Ben Hecht et Ray­mond Chandler

— Oui, Ben Hecht a tra­vaillé avec moi sur SPELLBOUND (LA MAISON DU Dr EDWARDS) et NOTOR­lOUS (LES ENCHAINES). Il était un extra­or­di­naire scé­na­riste et un homme mer­veilleux. Nous dis­cu­tions long­temps ensemble avant de mettre quoi que ce soit sur le papier. Quel­que­fois, il deve­nait très pares­seux et me disait : « Well, Hit­chie, écris car­ré­ment les dia­logues que tu veux. Ensuite je les cor­ri­ge­rai. » Ben était comme un joueur d’é­checs. Il pou­vait tra­vailler sur quatre scripts en même temps. D’ailleurs, il avait quatre « nègres » qui écri­vaient pour lui.

Quant à Ray­mond Chand­ler, notre col­la­bo­ra­tion a été beau­coup moins heu­reuse . Au bout de quelque temps, j’ai dû renon­cer è tra­vailler avec lui. Par­fois, pen­dant qu’on essayait de trou­ver des idées pour une scène, il m’ar­ri­vait de lui faire une sug­ges­tion. Au lieu d’é­tu­dier si elle était bonne, très mécon­tent, il me fai­sait remar­quer : « Si vous pou­vez y arri­ver tout seul, pour­quoi diable avez-vous besoin de moi ? » Il refu­sait toute col­la­bo­ra­tion avec le met­teur en scène.

« In the car, coming to the studio ».

— Le regret­té Fer­nand Gra­vey m’a rela­té le réponse que vous avez don­né à Paul New­man à pro­pos de la scène de lutte près du four dans TORN CURTAIN…

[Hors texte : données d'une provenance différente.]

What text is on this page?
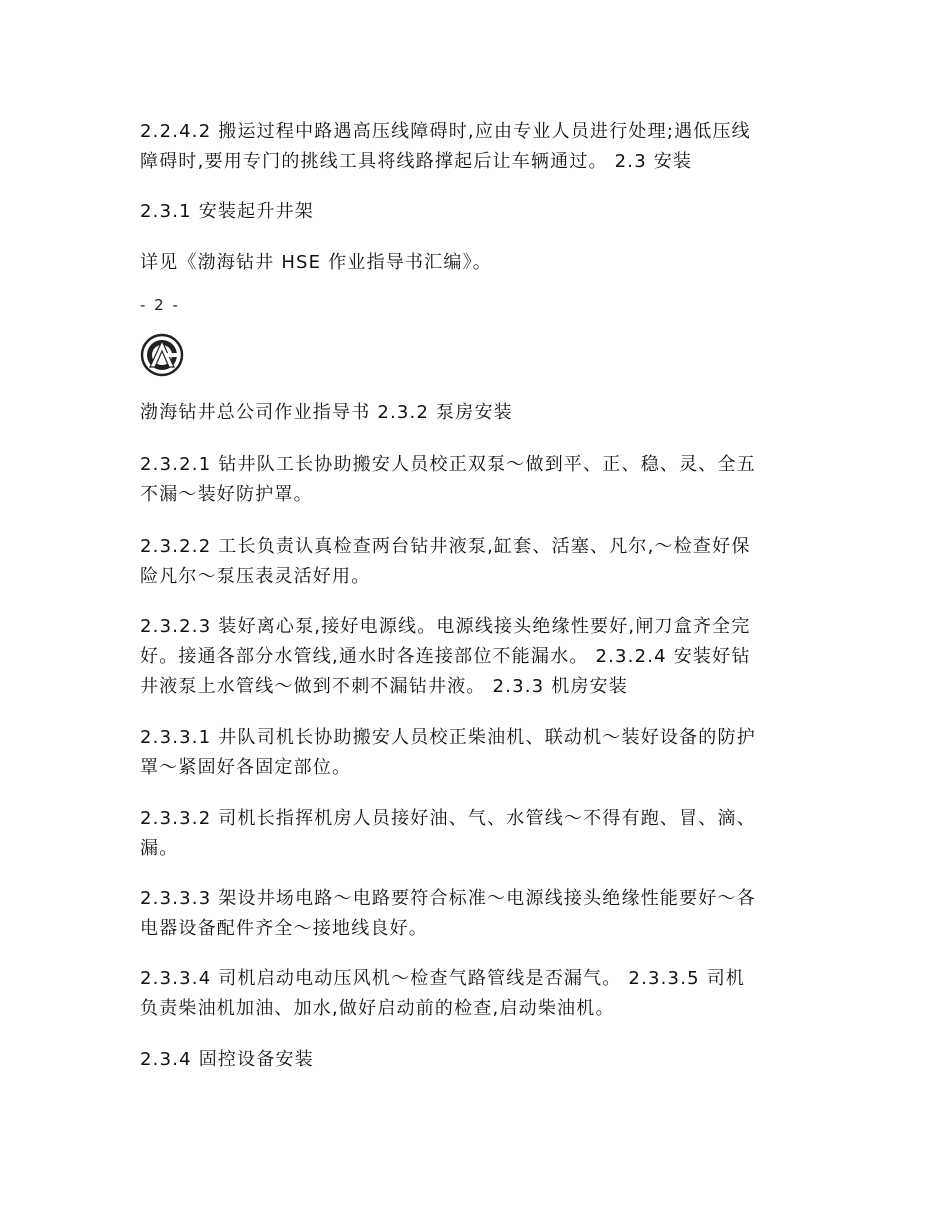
2.2.4.2 搬运过程中路遇高压线障碍时,应由专业人员进行处理;遇低压线
障碍时,要用专门的挑线工具将线路撑起后让车辆通过。 2.3 安装
2.3.1 安装起升井架
详见《渤海钻井 HSE 作业指导书汇编》。
- 2 -
渤海钻井总公司作业指导书 2.3.2 泵房安装
2.3.2.1 钻井队工长协助搬安人员校正双泵～做到平、正、稳、灵、全五
不漏～装好防护罩。
2.3.2.2 工长负责认真检查两台钻井液泵,缸套、活塞、凡尔,～检查好保
险凡尔～泵压表灵活好用。
2.3.2.3 装好离心泵,接好电源线。电源线接头绝缘性要好,闸刀盒齐全完
好。接通各部分水管线,通水时各连接部位不能漏水。 2.3.2.4 安装好钻
井液泵上水管线～做到不刺不漏钻井液。 2.3.3 机房安装
2.3.3.1 井队司机长协助搬安人员校正柴油机、联动机～装好设备的防护
罩～紧固好各固定部位。
2.3.3.2 司机长指挥机房人员接好油、气、水管线～不得有跑、冒、滴、
漏。
2.3.3.3 架设井场电路～电路要符合标准～电源线接头绝缘性能要好～各
电器设备配件齐全～接地线良好。
2.3.3.4 司机启动电动压风机～检查气路管线是否漏气。 2.3.3.5 司机
负责柴油机加油、加水,做好启动前的检查,启动柴油机。
2.3.4 固控设备安装
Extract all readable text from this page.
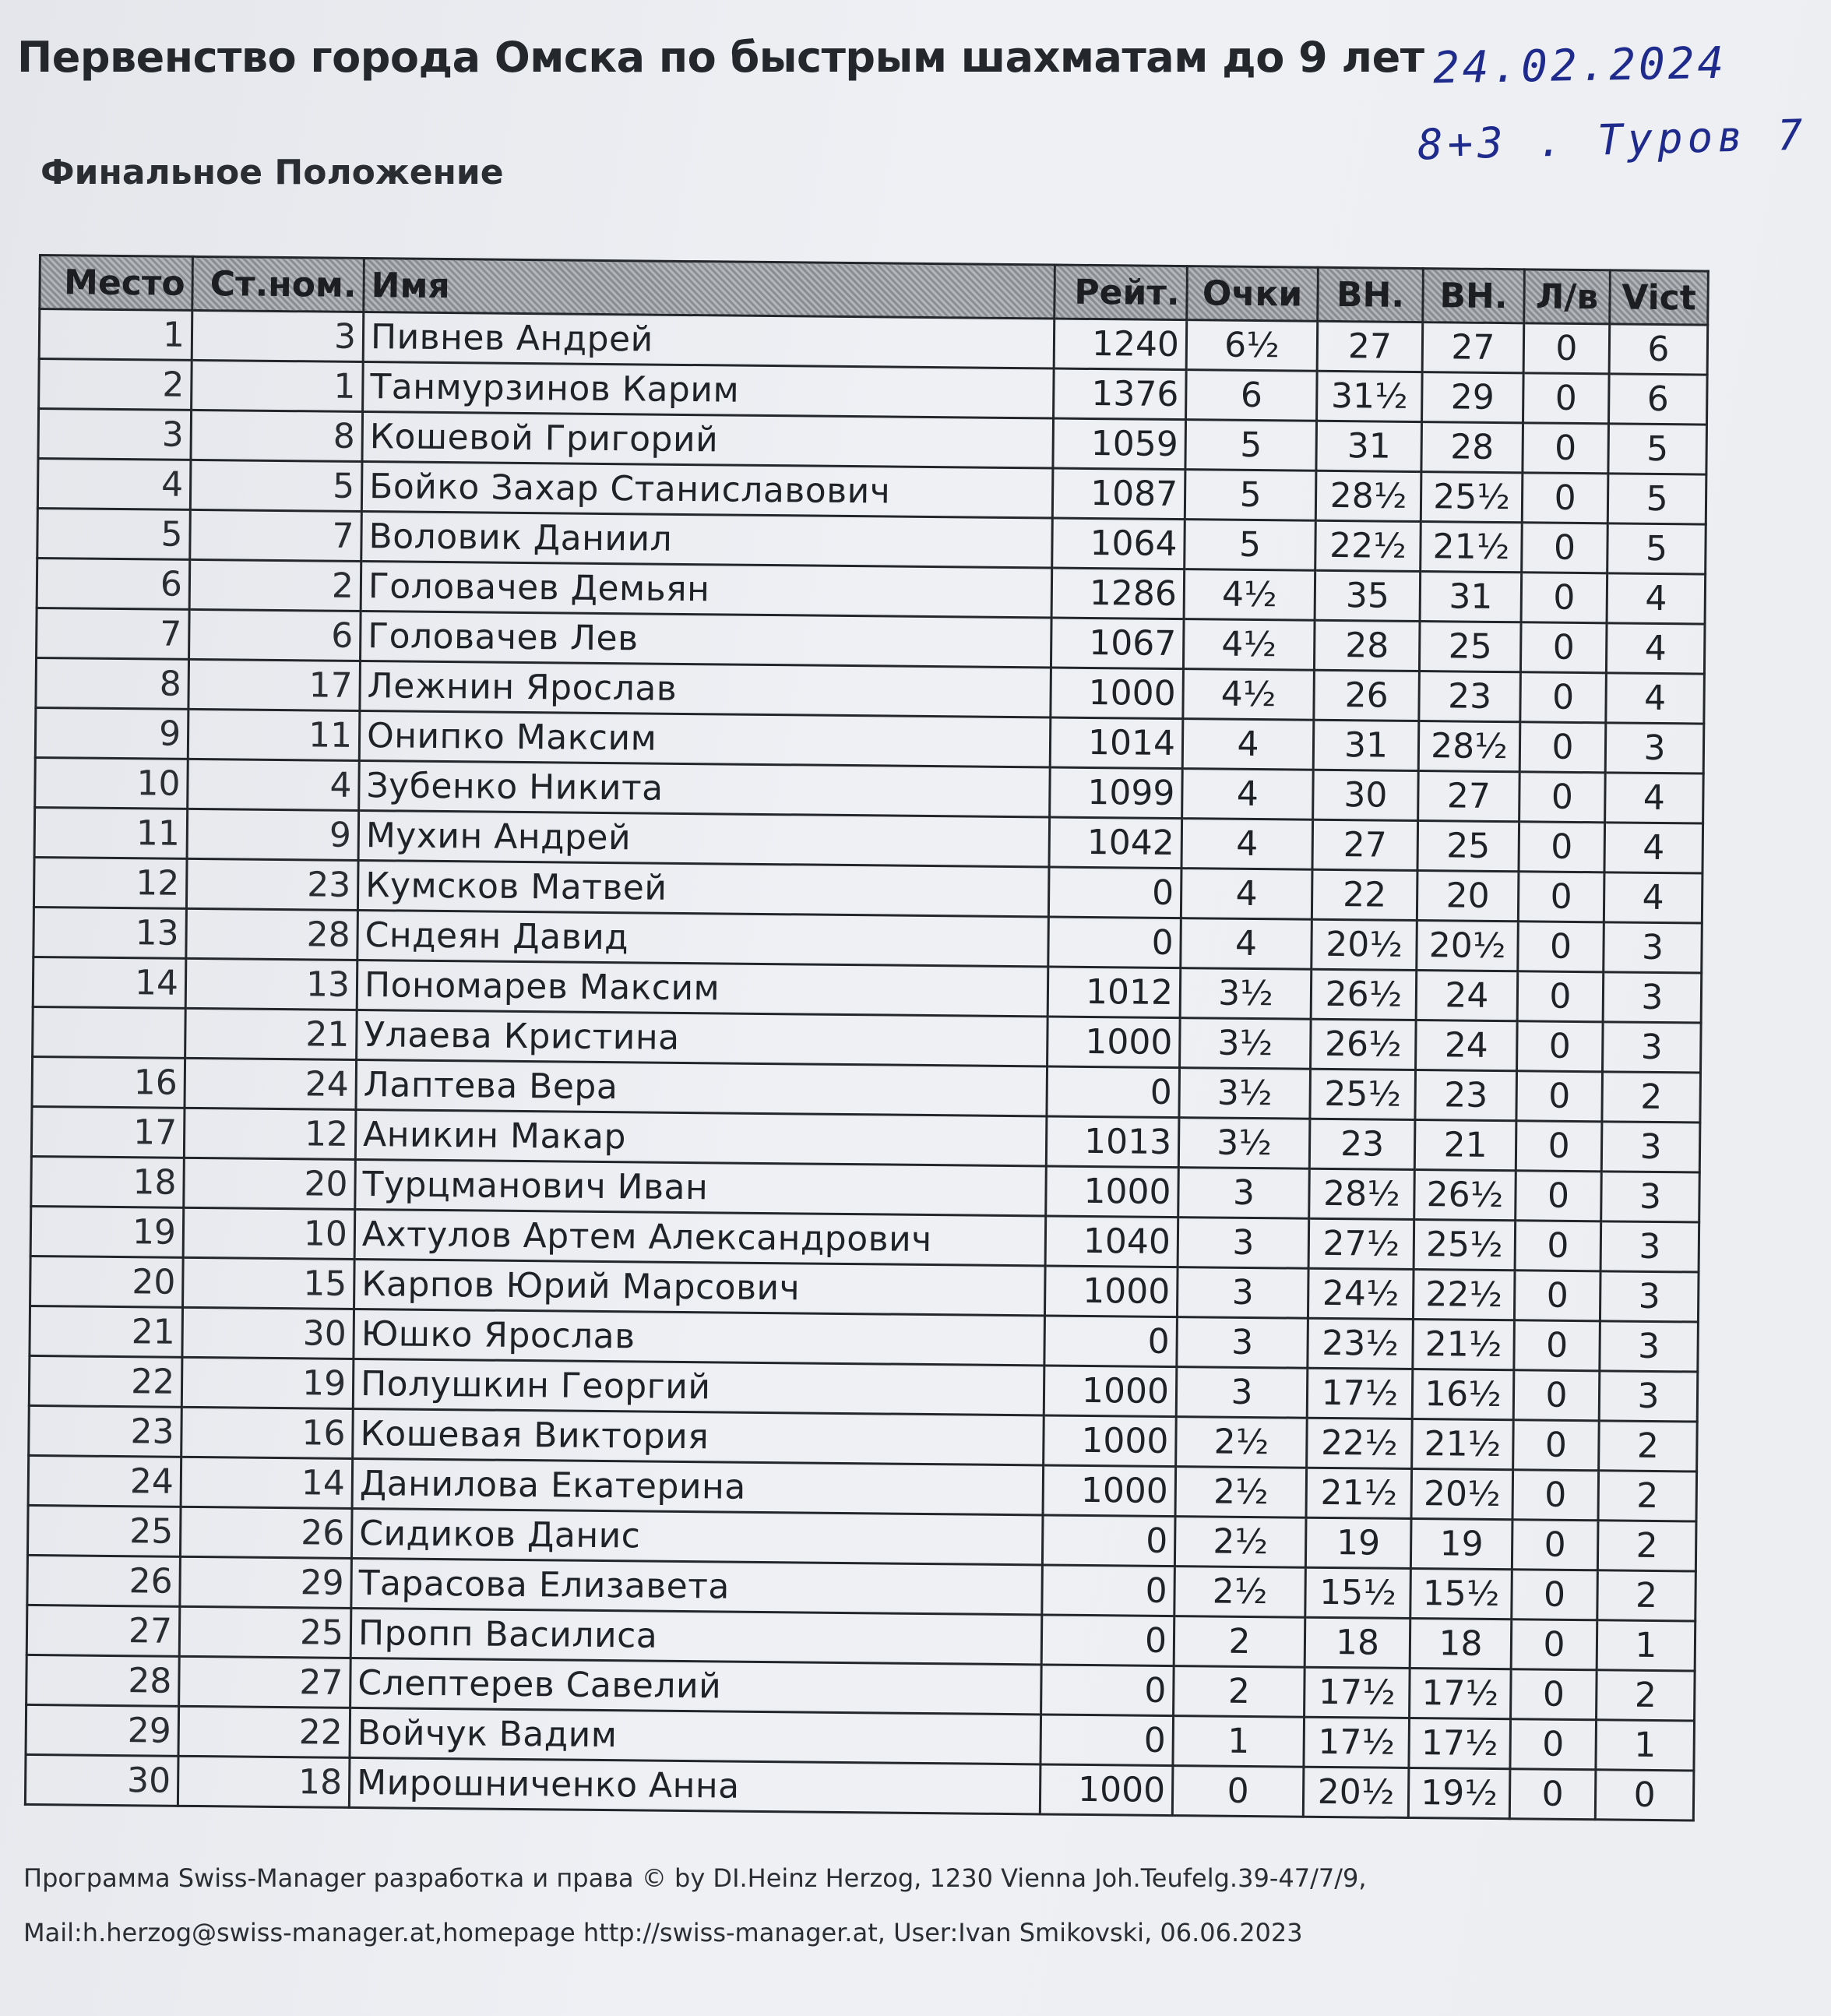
Первенство города Омска по быстрым шахматам до 9 лет
Финальное Положение
24.02.2024
8+3 . Туров 7
Место	Ст.ном.	Имя	Рейт.	Очки	ВН.	ВН.	Л/в	Vict
1	3	Пивнев Андрей	1240	6½	27	27	0	6
2	1	Танмурзинов Карим	1376	6	31½	29	0	6
3	8	Кошевой Григорий	1059	5	31	28	0	5
4	5	Бойко Захар Станиславович	1087	5	28½	25½	0	5
5	7	Воловик Даниил	1064	5	22½	21½	0	5
6	2	Головачев Демьян	1286	4½	35	31	0	4
7	6	Головачев Лев	1067	4½	28	25	0	4
8	17	Лежнин Ярослав	1000	4½	26	23	0	4
9	11	Онипко Максим	1014	4	31	28½	0	3
10	4	Зубенко Никита	1099	4	30	27	0	4
11	9	Мухин Андрей	1042	4	27	25	0	4
12	23	Кумсков Матвей	0	4	22	20	0	4
13	28	Сндеян Давид	0	4	20½	20½	0	3
14	13	Пономарев Максим	1012	3½	26½	24	0	3
	21	Улаева Кристина	1000	3½	26½	24	0	3
16	24	Лаптева Вера	0	3½	25½	23	0	2
17	12	Аникин Макар	1013	3½	23	21	0	3
18	20	Турцманович Иван	1000	3	28½	26½	0	3
19	10	Ахтулов Артем Александрович	1040	3	27½	25½	0	3
20	15	Карпов Юрий Марсович	1000	3	24½	22½	0	3
21	30	Юшко Ярослав	0	3	23½	21½	0	3
22	19	Полушкин Георгий	1000	3	17½	16½	0	3
23	16	Кошевая Виктория	1000	2½	22½	21½	0	2
24	14	Данилова Екатерина	1000	2½	21½	20½	0	2
25	26	Сидиков Данис	0	2½	19	19	0	2
26	29	Тарасова Елизавета	0	2½	15½	15½	0	2
27	25	Пропп Василиса	0	2	18	18	0	1
28	27	Слептерев Савелий	0	2	17½	17½	0	2
29	22	Войчук Вадим	0	1	17½	17½	0	1
30	18	Мирошниченко Анна	1000	0	20½	19½	0	0
Программа Swiss-Manager разработка и права © by DI.Heinz Herzog, 1230 Vienna Joh.Teufelg.39-47/7/9,
Mail:h.herzog@swiss-manager.at,homepage http://swiss-manager.at, User:Ivan Smikovski, 06.06.2023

— Voi­là toute l’histoire : mécon­tent du scé­na­rio, je vou­lais recu­ler la date du tour­nage, mais la chose s’a­vé­ra impos­sible à cause de l’emploi du temps de Miss Andrews. A pro­pos de Miss Andrews, d’ailleurs, je vous dirai que j’a­vais essayé en vain de me dis­pen­ser de ses ser­vices en allé­guant qu’elle était une chan­teuse et non pas une « savante », car le stu­dio la consi­dé­rait une valeur sûre du box-office. Entre-temps, New­man, qui avait lu le script et le trou­vait mau­vais — chose que je savais déjà — m‘a envoyé une lettre pour me poser des ques­tions qui lui tenaient à cœur. Par­mi ces ques­tions il y en avait une par­ti­cu­liè­re­ment stu­pide qui m’a prou­vé une fois de plus que les acteurs sont du « bétail » : « Lorsque je me bats avec Gro­mek (Wolf­gang Kie­ling) à côté du four, pour­quoi la fer­mière, qui se trouve à l’autre bout de la cui­sine, pense tout à coup à ouvrir le gaz pour m’ai­der à le tuer ? Et sur­tout quand est-ce que cette idée se fait jour en elle ? »

Plus tard, quand nous nous sommes ren­con­trés, New­man m’a expli­qué qu’il aurait été plus nor­mal qu’une telle idée germe dans la tète de la jeune femme si celle-ci se trou­vait près du four, car elle n’au­rait eu qu’à bais­ser la tète pour décou­vrir l’arme du crime à por­tée des deux hommes en train de lut­ter. Ahu­ri, je lui ai tour­né le dos et suis par­ti. Le len­de­main matin, en arri­vant au stu­dio : « Paul — lui ai-je dit — j’ai réglé le pro­blème de la fer­mière. Savez-vous quand il lui vient l’i­dée d’en­four­ner la tête de Gro­mek ? Dans sa voi­ture en se ren­dant au studio ! »

— Quelle actrice auriez-vous aimé à la place de Julie Andrews ?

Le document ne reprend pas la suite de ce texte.